The Robe of Skulls by Vivian French (Walker, £4.99 PB)
Foul sorceress, Lady Lamorna, has a problem – she has her sights set on a glamorous new robe of skulls, but doesn’t have the money to pay for it. With the questionable assistance of her manservant, Gubble, she hatches a kidnapping scheme that capitalises on her ability to turn princes into frogs. However, Lady Lamorna hasn’t reckoned on the intervention of Trueheart Gracie Gillypot, a bored young prince called Marcus, and a hyperactive bat called Marlon. A story that plays with the conventions of traditional fairy tales, The Robe of Skulls is as pleasantly sour as a fizzy cola bottle sweet.
Best of the rest
The Haunted Holiday by Janey Louise Jones (Random House, £3.99 PB)
A fun spooky story for younger readers, in which Poppy and her friend Honey, travel to a French chateau that appears to be haunted by the ghostly figure of a young girl.
Too Ghoul for School: Terror in Cubicle Four by B Strange (Egmont, £4.99 PB)
When a host of ghouls try to scare off the children of St Sebastian’s School, it’s down to James, Alexander and Lenny to stop them. With slimy tentacles and ‘plague-riddled’ rates, this is a gleefully gross story overflowing with toilet humour.
The Midnight Library: The Catch by Nick Shadow (Hodder, £4.99 PB)
A collection of three taut short stories from an author unafraid of unhappy endings. Keep an eye out for the unsettling tale ‘The Trap’, in which a family comes under attack from a malevolent infestation of mice.
The Curse of the Ravens by Rebecca Lisle (Hodder, £5.99 PB)
After encountering a strange boy in the grounds of a nobleman’s estate, Reuben becomes the target in a terrifying pursuit through the darker side of the 17th century.
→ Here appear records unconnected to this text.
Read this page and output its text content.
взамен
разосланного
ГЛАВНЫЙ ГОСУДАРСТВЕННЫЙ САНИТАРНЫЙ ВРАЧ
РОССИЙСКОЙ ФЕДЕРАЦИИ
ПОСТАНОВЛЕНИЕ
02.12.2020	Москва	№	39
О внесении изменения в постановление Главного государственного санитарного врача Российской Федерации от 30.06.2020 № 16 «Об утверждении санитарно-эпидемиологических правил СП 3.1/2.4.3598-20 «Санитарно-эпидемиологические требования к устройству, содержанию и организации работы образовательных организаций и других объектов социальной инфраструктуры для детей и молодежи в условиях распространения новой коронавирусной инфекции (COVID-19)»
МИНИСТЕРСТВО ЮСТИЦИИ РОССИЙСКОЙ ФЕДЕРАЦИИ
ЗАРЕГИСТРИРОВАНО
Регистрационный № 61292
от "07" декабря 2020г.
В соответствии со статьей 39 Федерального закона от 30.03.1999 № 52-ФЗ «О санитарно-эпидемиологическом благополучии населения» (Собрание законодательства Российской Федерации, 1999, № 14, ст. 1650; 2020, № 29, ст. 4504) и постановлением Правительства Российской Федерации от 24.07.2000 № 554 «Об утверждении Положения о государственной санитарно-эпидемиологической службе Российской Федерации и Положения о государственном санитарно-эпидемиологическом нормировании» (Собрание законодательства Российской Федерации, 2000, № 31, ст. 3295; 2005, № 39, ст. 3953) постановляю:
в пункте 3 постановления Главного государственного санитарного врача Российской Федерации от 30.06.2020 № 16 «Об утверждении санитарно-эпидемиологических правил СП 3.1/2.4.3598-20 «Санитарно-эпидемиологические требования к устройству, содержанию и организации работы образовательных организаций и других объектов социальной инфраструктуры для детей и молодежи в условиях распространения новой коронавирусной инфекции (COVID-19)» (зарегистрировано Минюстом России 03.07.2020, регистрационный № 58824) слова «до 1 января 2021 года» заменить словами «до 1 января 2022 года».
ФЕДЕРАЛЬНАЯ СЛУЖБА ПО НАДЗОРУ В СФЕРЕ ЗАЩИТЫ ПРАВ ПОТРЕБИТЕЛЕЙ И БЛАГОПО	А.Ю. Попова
An atmospheric and uncompromising tale not for the faint of heart.
Shadow Forest by Matt Haig (Bodley Head, £9.99 HB)
When orphans Samuel and Martha travel to Norway to stay with their mysterious Aunt Eda, they find themselves drawn to the forest nearby. With a cast of blind trolls, cruel ‘huldres’ and an unspeakably evil professor, this is a knowing and inventive yarn.